Outsiders, and even insiders, think that we are only one exploit/worm/virus away from total destruction. However, any single rational-actor adversary with a capability, even an advanced and dangerous capability, is relatively limited in their damage potential.
The biggest cyber threat is not any one particular capability or vulnerability, but rather that we will die a death by a thousand cuts. The biggest threat to the global network is the proliferation of offensive cyber tradecraft in the hands of many capable actors.

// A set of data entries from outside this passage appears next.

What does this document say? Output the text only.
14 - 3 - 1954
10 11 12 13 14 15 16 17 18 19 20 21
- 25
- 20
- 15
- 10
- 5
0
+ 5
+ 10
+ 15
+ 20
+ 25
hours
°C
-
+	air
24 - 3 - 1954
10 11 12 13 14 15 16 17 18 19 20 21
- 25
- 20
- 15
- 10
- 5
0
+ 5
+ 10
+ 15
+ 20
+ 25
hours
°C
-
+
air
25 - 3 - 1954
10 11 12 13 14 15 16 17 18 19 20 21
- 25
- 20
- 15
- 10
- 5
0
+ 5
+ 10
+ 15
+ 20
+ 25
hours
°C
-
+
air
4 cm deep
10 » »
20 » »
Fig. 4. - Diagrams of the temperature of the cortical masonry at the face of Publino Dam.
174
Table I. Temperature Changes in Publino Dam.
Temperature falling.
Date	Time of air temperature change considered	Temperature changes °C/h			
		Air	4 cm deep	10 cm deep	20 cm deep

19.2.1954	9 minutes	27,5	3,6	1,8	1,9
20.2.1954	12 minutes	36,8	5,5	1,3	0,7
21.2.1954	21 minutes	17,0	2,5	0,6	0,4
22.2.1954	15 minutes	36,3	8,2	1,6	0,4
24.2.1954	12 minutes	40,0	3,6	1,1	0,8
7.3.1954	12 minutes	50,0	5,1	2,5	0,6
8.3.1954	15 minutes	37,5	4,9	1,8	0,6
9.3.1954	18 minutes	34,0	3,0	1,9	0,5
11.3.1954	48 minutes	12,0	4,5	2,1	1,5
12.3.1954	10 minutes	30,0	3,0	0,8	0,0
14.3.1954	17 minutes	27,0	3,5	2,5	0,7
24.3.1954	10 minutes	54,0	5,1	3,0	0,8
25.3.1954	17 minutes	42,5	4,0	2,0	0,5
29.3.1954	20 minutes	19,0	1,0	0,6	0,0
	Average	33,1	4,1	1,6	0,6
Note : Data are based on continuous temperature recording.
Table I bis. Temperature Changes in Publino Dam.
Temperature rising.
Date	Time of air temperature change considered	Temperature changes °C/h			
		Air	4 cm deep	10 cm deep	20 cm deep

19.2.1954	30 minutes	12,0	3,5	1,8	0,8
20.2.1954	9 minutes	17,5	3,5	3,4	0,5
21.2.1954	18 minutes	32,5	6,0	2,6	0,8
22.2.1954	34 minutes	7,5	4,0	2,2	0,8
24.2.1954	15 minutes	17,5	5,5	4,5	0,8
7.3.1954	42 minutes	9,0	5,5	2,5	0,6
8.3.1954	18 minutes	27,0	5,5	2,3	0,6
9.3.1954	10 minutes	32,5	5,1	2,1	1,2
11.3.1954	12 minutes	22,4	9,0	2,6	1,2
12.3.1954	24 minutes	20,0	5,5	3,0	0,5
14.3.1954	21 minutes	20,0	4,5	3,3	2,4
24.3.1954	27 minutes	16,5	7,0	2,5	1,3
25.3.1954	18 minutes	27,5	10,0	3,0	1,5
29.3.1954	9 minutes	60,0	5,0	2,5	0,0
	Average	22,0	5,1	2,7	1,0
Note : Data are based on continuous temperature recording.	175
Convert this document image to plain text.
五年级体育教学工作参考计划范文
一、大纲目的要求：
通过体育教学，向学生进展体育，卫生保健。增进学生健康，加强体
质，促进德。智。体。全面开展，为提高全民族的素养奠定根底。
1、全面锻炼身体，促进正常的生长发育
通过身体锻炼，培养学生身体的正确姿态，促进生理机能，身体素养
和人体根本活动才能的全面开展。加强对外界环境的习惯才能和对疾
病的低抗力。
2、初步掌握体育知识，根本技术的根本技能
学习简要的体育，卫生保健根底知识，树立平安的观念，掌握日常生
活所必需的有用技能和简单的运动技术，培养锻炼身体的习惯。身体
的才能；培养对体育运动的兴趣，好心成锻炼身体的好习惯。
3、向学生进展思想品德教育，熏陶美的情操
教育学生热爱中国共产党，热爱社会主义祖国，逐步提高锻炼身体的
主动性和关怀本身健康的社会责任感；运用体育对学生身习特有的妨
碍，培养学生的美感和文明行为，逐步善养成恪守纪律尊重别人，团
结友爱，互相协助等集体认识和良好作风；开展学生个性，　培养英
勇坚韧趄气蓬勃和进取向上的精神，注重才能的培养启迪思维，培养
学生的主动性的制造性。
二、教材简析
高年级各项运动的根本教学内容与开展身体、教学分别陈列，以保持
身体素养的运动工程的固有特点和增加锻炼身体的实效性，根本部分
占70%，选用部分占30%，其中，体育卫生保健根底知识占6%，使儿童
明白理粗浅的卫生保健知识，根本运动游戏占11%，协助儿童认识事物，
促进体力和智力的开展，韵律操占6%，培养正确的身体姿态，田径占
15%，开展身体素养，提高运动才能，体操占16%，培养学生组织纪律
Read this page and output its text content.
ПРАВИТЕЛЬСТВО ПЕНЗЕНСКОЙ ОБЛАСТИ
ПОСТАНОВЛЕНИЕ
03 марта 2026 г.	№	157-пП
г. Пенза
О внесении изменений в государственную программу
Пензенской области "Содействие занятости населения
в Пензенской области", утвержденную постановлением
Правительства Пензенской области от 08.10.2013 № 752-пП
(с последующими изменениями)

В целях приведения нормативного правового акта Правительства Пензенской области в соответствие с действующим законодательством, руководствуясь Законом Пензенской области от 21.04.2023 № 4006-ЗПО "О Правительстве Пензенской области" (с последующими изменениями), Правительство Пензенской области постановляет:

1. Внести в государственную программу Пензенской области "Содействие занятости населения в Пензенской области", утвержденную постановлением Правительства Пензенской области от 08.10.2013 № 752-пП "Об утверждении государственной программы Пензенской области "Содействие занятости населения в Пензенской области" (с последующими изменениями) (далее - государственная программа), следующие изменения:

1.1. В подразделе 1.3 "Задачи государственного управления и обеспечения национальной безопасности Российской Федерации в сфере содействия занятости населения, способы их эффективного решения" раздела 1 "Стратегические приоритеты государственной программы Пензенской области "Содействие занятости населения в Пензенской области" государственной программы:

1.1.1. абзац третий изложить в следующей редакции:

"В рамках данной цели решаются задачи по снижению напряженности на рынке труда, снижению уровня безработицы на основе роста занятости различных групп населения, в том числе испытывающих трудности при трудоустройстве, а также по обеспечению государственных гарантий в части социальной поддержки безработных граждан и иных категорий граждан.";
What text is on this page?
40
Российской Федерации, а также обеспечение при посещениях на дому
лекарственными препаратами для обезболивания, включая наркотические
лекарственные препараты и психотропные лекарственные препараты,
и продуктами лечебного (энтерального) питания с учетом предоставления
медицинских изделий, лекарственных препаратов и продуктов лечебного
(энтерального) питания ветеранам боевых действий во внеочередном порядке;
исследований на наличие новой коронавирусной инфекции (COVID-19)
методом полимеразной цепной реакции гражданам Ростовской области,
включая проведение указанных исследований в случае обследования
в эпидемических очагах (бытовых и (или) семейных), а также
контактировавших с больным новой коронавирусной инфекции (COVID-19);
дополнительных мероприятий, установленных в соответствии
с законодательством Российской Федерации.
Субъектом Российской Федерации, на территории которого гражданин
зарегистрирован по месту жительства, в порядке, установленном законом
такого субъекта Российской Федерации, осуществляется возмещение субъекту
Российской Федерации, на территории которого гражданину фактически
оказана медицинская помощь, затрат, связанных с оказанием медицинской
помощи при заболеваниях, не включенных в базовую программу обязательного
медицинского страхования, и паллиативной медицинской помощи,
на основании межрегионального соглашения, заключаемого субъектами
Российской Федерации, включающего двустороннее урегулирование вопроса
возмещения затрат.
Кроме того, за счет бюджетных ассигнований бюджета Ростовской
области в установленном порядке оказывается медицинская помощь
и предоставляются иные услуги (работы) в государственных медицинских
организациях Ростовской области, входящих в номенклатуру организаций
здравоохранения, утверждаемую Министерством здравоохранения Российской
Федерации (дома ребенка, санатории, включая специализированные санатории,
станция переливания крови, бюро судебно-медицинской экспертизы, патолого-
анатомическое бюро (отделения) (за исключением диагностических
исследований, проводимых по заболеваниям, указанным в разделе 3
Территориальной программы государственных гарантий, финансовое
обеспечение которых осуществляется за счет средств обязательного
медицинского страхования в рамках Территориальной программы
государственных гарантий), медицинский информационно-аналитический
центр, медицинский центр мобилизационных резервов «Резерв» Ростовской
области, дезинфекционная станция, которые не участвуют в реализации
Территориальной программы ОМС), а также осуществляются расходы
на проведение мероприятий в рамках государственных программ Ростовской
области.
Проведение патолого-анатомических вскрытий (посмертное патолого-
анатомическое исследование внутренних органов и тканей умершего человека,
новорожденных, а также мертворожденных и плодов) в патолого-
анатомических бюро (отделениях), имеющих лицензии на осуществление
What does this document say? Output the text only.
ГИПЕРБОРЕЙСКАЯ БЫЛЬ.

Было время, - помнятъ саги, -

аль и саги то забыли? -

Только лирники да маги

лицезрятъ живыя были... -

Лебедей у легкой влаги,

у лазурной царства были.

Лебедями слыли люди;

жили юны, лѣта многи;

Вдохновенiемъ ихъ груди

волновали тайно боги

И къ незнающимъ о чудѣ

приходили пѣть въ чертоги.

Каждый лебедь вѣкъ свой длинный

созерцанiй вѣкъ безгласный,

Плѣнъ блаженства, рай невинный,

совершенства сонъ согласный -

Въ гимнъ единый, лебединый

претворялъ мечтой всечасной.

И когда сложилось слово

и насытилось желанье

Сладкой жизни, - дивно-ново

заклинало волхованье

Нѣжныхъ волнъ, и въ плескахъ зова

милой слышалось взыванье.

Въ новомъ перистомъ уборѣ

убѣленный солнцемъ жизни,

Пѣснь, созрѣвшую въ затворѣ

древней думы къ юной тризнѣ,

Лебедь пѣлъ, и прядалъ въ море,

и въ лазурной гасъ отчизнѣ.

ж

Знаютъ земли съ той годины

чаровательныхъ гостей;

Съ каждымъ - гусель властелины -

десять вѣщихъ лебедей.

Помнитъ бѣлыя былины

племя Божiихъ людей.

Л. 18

U.S. General Accounting Office put the total damages of the Morris Worm at $100K – $10M. This is small compared to the estimated $5.5B in worldwide damages caused by the ILOVEYOU worm in 2000. Yet, the tradecraft of self-replicating computer code began with the Morris Worm and proliferated into the ILOVEYOU worm 12 years later.
The danger with Stuxnet is not the worm itself, it is that others will learn tradecraft from Stuxnet such as more advanced malware droppers, the targeting of industrial control systems (e.g. SCADA), and better obfuscation techniques. In total, Stuxnet will make networks harder to protect for years to come and in the meantime Stuxnet will be a museum display.